Asynchronous Display Flipping for Linux Using display (or plane or page) flipping is a nice optimization for screen updates as it avoids copying the application render buffer to the separate scanout buffer. However, in the current DRM interface, the flip operation is not performed immediately. Rather, the flip operation must be presented to the kernel before the vertical blank interval preceding the desired display time. If the flip operation is even slightly delayed, the new scanout image will not be visible until the following frame. With many applications pushing the performance of the graphics hardware right to the edge, it s not at all uncommon for an occasional frame to just miss and cause an ugly jerk on the screen. The GLX_EXT_swap_control_tear extension provides a way for applications to request that when the swap request is delivered too late, instead of delaying for the next frame, the contents should be presented as soon as possible, even if that might cause some tearing artifacts on the screen. This gives the application developer the choice between the two visual artifacts (tearing vs judder). A Linux interface for Async Flipping This part was pretty easy to implement. First, a new capability value, DRM_CAP_ASYNC_PAGE_FLIP was added so that applications could discover whether the driver offered this feature or not. Second, a new flag value, DRM_MODE_PAGE_FLIP_ASYNC was added to the DRM_IOCTL_MODE_PAGE_FLIP ioctl. To get the new flag down into the driver required adding the flag parameter to the page_flip crtc function. Async Display Flipping support in Intel Hardware Recent Intel display hardware has support for asynchronous flipping, either through the ring using the MI_DISPLAY_FLIP instruction or directly through the registers. There are some limitations however:

The pitch of the current and new frame buffers must match
Both current and new frame buffers must use X tiling

I ve also only implemented flipping on Sandybridge and Ivybridge hardware as that s what I ve got for testing. Using Async Display Flipping with Present I m using async display flipping when the kernel supports it in the current Present implementation. This offers the ability to short-circuit multiple presentations targeting the same scanout frame. I haven t exposed the ability to select this to applications over the Present protocol yet, but that s not a big change. Implementing the GLX_EXT_swap_control_tear extension I haven t even looked at implementing this extension; I m hoping that once I ve gotten the functionality exposed over the X protocol that someone will at least help me figure out how to hook this up. Getting the Bits The interesting pieces here are the new kernel bits; the DRM library changes simply add new defines to existing APIs.

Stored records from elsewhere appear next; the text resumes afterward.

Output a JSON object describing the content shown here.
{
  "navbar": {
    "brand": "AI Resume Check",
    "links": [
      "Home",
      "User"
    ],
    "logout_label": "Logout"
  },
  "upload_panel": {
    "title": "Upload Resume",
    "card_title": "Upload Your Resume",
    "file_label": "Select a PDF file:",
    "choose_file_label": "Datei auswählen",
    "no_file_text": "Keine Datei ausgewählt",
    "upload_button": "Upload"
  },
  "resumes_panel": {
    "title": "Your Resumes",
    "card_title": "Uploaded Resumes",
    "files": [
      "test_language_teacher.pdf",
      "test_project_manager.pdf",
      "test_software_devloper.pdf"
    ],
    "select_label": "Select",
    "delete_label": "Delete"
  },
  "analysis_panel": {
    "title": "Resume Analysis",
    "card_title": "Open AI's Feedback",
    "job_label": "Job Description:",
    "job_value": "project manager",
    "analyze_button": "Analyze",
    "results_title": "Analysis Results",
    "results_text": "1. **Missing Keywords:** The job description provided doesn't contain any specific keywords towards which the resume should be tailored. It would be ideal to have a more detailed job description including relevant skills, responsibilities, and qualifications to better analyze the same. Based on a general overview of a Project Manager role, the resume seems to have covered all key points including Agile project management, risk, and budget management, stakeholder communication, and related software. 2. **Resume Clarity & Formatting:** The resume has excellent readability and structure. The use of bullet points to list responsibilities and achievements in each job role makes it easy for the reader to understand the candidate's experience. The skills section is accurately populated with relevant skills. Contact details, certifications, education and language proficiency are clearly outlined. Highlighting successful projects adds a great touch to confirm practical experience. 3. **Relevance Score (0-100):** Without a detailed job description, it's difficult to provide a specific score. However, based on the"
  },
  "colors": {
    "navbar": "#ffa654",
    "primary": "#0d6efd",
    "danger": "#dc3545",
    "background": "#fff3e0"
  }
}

Kernel bits are in my kernel.org repository git://git.kernel.org/pub/scm/linux/kernel/git/keithp/linux-2.6 dri3
DRM library bits are in my freedesktop.org drm repository git://people.freedesktop.org/home/keithp/drm.git dri3

12 July 2013

Keith Packard: Present

The Present Extension I ve finally gotten an initial implementation of the Present extension written and running and thought I should write up the current design and status. Present Design The current Present extension consists of two requests:

PresentRegion. Puts new bits from a pixmap in a window.
PresentSelectInput. Asks for Present events to be delivered.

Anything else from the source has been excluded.